Art

just like the player piano…

“ANYONE CAN BE A PHOTOGRAPHER” blah, blah, blah…
“EVERYONE HAS A CAMERA TODAY!” whimper, whine, snifle…

If you’ve ever picked up a camera and held yourself out as a photographer, I’m sure you’ve heard those lines before. I know I have. Unfortunately, I’ve heard this far too often lately, and most of the time it’s coming from other photographers. The people who are supposed to be passionate about this form of art. This is truly disappointing. A bunch of fucking sissies.

“Cameras are so automated, they do everything for you, anyone can take good photos” wha, wha, wha….

Don’t get me wrong, I’m not saying there aren’t millions of people out there with cameras snapping away at all hours on their iphones and canon elfs and whatever else they can get their hands on. Does that make everyone of them a photographer? No. There are also 7 billion people out there with arms and legs. Does that make everyone a dancer? No. There are billions of people who can read and write. Does that make everyone of them a poet? No it doesn’t

To reduce photography to such a simple idea as merely pressing a button, is really an insult to anyone who has ever been passionate about this art. A good photographer will provide consistency in the quality of their photographs. A good photographer has a unique eye. A good photographer has the personality to put their subject at ease. Knowing when when to shoot and when not to shoot. These are all things that you don’t develop by accident, and automated machine will never have those qualities.
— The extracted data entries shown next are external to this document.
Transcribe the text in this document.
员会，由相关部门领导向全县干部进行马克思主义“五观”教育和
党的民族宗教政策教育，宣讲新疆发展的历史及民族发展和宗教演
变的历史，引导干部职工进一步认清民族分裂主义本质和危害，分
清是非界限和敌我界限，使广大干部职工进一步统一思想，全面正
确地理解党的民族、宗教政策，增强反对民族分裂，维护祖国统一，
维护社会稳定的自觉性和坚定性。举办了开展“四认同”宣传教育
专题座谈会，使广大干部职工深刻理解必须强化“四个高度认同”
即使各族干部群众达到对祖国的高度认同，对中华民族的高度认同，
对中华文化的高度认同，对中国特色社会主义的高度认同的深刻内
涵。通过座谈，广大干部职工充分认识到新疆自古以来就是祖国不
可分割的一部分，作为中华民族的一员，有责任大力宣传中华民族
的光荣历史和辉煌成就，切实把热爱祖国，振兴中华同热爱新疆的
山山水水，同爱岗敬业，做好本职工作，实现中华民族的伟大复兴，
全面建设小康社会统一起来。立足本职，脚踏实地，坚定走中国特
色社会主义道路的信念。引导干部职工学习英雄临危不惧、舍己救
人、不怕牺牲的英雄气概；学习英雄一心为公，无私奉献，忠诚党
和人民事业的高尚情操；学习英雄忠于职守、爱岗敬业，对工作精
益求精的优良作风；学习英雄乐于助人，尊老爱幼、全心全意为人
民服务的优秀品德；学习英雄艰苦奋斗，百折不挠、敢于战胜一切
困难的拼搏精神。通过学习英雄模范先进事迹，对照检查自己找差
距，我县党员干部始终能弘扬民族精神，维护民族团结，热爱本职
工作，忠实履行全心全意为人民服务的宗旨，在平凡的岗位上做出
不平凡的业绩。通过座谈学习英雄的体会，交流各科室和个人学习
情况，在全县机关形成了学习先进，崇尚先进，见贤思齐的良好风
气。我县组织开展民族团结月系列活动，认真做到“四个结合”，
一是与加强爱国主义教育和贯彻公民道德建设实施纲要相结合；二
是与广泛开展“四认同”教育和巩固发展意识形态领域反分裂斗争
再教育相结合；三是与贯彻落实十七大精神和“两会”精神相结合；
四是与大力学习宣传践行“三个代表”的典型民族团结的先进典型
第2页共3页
We’re living in a day and age when dictators are being overthrown, economies are failing, entire industries are going through periods of redefinition. Look around you, this is what history looks like while it’s happening. Times are changing, and transition is never pretty. Need a better visual of how ugly change can be, go check out the 8th grade class of any middle school in your area; or better yet look at a photo of your own 14-year-old Peter-Brady-esque mug. Shit is fugly. Through all of this you have to change with it. If you stick with it long enough, that DTM you’re rocking might just turn into a beard that would put Brett Keisel’s to shame. Just as the music, print and movie industries are changing, so is photography.

Did you know without the player piano, you wouldn’t have an ipod? Before the player piano was invented the “music industry” made money off of the sales of sheet music. You better believe dudes were ballin’ off that sheet music money. Think about that, for hundreds of years, guys were jotting down music notes; and if someone wanted to learn the song, they had to pay the publisher. Then around 1870 some homies out in Philly, started really working on this idea for a player piano. It took a little while, but by the 1890s the player piano was picking up steam. Just like that, the fat cats in the sheet music biz start yipping and yapping about the end of times, the death of music.”Oh great now anyone can play the piano! That thing is completely automated it does all the work for you”. Sounds familiar doesn’t it?

Don’t hate the player…
Last time I checked, people are still getting paid off of publishing rights. Maybe not like they were 20 years ago, and certainly not like they were 200 years ago. Regardless the player piano didn’t destroy the music industry, and neither has the ipod or the mp3. It’s just helping to weed out the jerk-offs who insist on following a method of business that is out-of-date. The lesson that needs to be learned, is that great art will come out of this period of change. If you stay light on your feet, and sincere to your art, you’ve got as good of a chance as anyone does to “make it”.

Sure business models and distribution methods will change, but the one thing that will stay constant is that good art will always be sought after.